Visiting Gdansk in Poland
Gdansk
is a beautiful, old port city on the Baltic Sea, in the north of Poland.
First settled in the ninth century, it became the thriving city of Danzig
after being conquered by the Teutonic Knights in the early fourteenth
century. By the middle of the sixteenth century it was the most important
Baltic port, and Poland's largest city.
It was here
that World War II started in September 1939, when the German battleship
Schleswig-Holstein fired on the Polish naval fort at Westerplatte. The
city was devastated during the war, but almost all of its historic center
has been painstakingly restored.
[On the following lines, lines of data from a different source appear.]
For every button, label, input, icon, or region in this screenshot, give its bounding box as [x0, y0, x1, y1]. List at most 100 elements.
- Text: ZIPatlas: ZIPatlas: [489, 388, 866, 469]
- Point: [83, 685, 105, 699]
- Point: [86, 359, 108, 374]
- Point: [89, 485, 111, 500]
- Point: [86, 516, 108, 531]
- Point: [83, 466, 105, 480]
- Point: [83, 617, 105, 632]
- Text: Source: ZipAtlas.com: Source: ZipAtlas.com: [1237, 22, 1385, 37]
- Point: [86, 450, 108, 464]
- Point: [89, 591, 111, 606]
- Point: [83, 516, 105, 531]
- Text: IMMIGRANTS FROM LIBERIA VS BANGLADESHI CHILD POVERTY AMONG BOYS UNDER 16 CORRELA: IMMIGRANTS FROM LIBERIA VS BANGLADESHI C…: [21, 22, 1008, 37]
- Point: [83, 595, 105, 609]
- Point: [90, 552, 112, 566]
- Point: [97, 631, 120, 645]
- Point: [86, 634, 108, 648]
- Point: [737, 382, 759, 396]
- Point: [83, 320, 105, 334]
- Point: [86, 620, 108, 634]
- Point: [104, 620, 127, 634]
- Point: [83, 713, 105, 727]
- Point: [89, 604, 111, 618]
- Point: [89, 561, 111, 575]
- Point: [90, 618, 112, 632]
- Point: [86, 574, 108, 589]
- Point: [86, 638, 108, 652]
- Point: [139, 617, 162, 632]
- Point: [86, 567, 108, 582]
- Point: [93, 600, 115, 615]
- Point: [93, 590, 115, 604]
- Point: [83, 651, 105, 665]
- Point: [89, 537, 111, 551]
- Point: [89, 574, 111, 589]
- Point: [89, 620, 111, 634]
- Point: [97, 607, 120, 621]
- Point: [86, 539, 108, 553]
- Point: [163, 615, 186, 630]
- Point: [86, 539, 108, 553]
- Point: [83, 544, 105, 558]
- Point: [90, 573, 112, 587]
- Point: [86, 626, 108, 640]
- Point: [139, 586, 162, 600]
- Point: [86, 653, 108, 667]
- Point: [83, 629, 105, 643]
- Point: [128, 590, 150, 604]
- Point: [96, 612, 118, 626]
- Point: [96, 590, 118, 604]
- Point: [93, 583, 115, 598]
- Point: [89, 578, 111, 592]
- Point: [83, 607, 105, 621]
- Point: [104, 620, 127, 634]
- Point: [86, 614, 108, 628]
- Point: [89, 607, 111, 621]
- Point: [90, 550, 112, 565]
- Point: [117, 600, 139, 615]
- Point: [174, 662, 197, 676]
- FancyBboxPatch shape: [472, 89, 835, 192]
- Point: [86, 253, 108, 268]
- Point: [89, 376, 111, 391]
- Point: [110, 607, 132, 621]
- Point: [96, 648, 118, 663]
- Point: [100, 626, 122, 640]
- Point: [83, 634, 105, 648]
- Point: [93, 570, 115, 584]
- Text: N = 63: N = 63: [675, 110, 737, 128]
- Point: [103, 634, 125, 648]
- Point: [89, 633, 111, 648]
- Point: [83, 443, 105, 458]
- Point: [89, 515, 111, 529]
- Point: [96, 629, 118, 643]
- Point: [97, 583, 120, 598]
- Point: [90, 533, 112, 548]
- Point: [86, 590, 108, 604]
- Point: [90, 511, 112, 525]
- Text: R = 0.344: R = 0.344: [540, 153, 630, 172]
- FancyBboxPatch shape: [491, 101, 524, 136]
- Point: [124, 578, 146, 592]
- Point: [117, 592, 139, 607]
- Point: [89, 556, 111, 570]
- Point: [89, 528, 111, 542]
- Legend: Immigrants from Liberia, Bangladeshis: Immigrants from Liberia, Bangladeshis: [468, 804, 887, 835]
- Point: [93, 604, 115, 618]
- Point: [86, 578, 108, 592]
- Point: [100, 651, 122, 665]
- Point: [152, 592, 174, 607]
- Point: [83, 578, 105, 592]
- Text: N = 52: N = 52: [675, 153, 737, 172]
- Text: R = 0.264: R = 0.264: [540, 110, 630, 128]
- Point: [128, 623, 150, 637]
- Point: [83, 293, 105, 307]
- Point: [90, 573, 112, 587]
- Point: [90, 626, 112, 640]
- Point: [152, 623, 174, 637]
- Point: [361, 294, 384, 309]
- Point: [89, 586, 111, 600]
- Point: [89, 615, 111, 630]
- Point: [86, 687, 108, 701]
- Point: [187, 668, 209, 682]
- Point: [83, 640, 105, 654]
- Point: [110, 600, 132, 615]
It was also in Gdansk that the Soviet
Empire began to crack when Lech Walesa jumped over the shipyard fence,
organized Solidarity and proclaimed a general strike. The monuments to
the Polish defenders of Westerplatte, and to the shipyard strikers of
Solidarity are not far apart.
Gdansk used to be one of the richest port-cities in Northern Europe and
it shows - the buildings are bigger and the streets are broader than in
other medieval cities. St Mary's Church is possibly the largest brick
church in the world. Dlugi Targ is the splendid main square at the heart
of Glone Miasto, Main Town. From here you can easily walk to the huge,
fourteenth-century town hall and many other architectural gems, such as
the unique, seventeenth-century houses lining St. Mary's street. You can
stroll for hours along the picturesque old streets and river banks of the
ancient port that has been so significant in European history.